Like many books about change, “Revolution” makes a common mistake – Barna has overblown his research as “Revolutionary” and “new.” The problem is what he describes is nothing new (Tom and I have been saying this for two decades). This revolution has been underway at least since the 60’s. However he does do a good job describing the angst of many deeply devoted Christians over the state of the average local church and how they are responding. Both Tom and I have written at length about the spiritually yearning, alienated public.” My second book, How To Reach Baby Boomers, written in 1991, described the beginnings of the revolution about which Barna is now writing.

I was expecting his “new” conclusions to be backed up with hard statistics like the way he documented his findings on the condition of today’s local church. But not so – he deduced his conclusions from hundreds of interviews which are open to a wide range of interpretation based on one’s personal biases.  And one of Barna’s stated agendas in the book is to convince his readers to join the revolution so you know he has read the interviews with a bias (Of course, we all have a bias).
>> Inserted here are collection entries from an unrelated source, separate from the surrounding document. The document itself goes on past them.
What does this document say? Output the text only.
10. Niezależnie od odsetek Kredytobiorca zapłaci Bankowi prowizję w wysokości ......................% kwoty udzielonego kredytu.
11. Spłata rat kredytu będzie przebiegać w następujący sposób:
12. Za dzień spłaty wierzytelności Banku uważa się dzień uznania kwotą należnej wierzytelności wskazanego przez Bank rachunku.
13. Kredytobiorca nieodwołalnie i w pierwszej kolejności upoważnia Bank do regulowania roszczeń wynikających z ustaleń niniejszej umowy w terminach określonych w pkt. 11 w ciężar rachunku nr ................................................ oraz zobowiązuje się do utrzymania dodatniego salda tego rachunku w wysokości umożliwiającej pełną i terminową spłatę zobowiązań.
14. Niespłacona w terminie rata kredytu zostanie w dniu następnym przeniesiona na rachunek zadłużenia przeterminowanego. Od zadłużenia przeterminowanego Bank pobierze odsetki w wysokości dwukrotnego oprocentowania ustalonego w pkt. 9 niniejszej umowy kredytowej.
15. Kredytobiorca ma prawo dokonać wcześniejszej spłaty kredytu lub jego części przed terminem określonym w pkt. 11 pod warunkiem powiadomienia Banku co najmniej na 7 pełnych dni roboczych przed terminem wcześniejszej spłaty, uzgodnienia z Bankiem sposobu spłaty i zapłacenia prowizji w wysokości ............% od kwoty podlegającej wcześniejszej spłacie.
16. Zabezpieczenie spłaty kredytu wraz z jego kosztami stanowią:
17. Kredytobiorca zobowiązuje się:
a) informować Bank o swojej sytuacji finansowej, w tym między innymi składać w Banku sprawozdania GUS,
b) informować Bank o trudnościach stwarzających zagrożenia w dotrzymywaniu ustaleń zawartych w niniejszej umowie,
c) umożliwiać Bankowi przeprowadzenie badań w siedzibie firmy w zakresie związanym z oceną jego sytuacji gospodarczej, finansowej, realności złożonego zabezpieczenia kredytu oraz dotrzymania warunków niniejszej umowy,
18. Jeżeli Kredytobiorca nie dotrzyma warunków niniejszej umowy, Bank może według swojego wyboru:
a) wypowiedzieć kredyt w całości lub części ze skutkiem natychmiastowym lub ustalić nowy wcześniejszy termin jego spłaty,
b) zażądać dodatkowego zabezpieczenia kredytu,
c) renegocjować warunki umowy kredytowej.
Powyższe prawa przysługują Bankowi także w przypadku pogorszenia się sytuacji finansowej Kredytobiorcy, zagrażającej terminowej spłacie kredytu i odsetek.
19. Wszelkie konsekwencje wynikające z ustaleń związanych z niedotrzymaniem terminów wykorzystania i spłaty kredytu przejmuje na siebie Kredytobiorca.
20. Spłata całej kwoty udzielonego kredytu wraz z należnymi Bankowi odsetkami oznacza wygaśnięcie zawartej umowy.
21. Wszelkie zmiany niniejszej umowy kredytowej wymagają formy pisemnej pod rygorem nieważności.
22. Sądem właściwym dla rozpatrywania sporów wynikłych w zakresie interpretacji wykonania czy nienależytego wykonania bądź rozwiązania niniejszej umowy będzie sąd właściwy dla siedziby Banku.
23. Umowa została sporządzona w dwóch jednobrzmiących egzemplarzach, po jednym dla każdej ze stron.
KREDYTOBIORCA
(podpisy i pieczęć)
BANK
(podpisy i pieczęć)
Barna’s argument has one big flaw- he fails to acknowledge that all movements organize or they will die. Even the Church in China organized underground during the rule of Mao. His willingness to dismiss the institutional church so easily suggests that he isn’t reading his history very well. It’s well and good to talk about how this revolution will change the “Church” universal, but sometime, somehow, for the movement to retain momentum, it hasto organize. At that moment, the “church,” in whatever form it takes, is reborn.

The real question in the book worth noting is “How should the local church respond to these revolutionaries?”  His and my hope is the local church won’t retrench and try to fight this revolution, but will learn from it and respond positively to what the revolutionaries will teach it.  The vast majority of local churches are sick unto death and would do well to take on a new form of life- one focused on Jesus and not the church or denomination.

The book is full of many excellent sections.

  • His evaluation of the condition of the established Protestant church is extremely accurate and backed up with research statistics.
  • This statement is the heart of the book for me “If we place all of our hope in the church, it is misplaced hope….. Jesus, and Jesus alone, is the only hope for the world.
  • His section on the seven passions of the biblical church is very good and well worth consideration by any leader in the area of discipleship.
  • His summary of the biblical understanding of the “church” and “Church” are right on the money.  What every Christian needs to hear is that; “going to church” isn’t a biblical use of the term; the bible never describes the “church” as we know it today; we should be thinking “Church” and “Kingdom” more than “church;” and that the bible never had a point of view on any form of institutional church – for or against – it just didn’t mention it at all; and Jesus should be the center of our faith, not our church.

The book is well worth the reading if for no other reason than to see a biblical picture of what a church should look like and what Christians should be doing with their lives.

Thanks George for a good book; its just not as revolutionary as one might think from the title.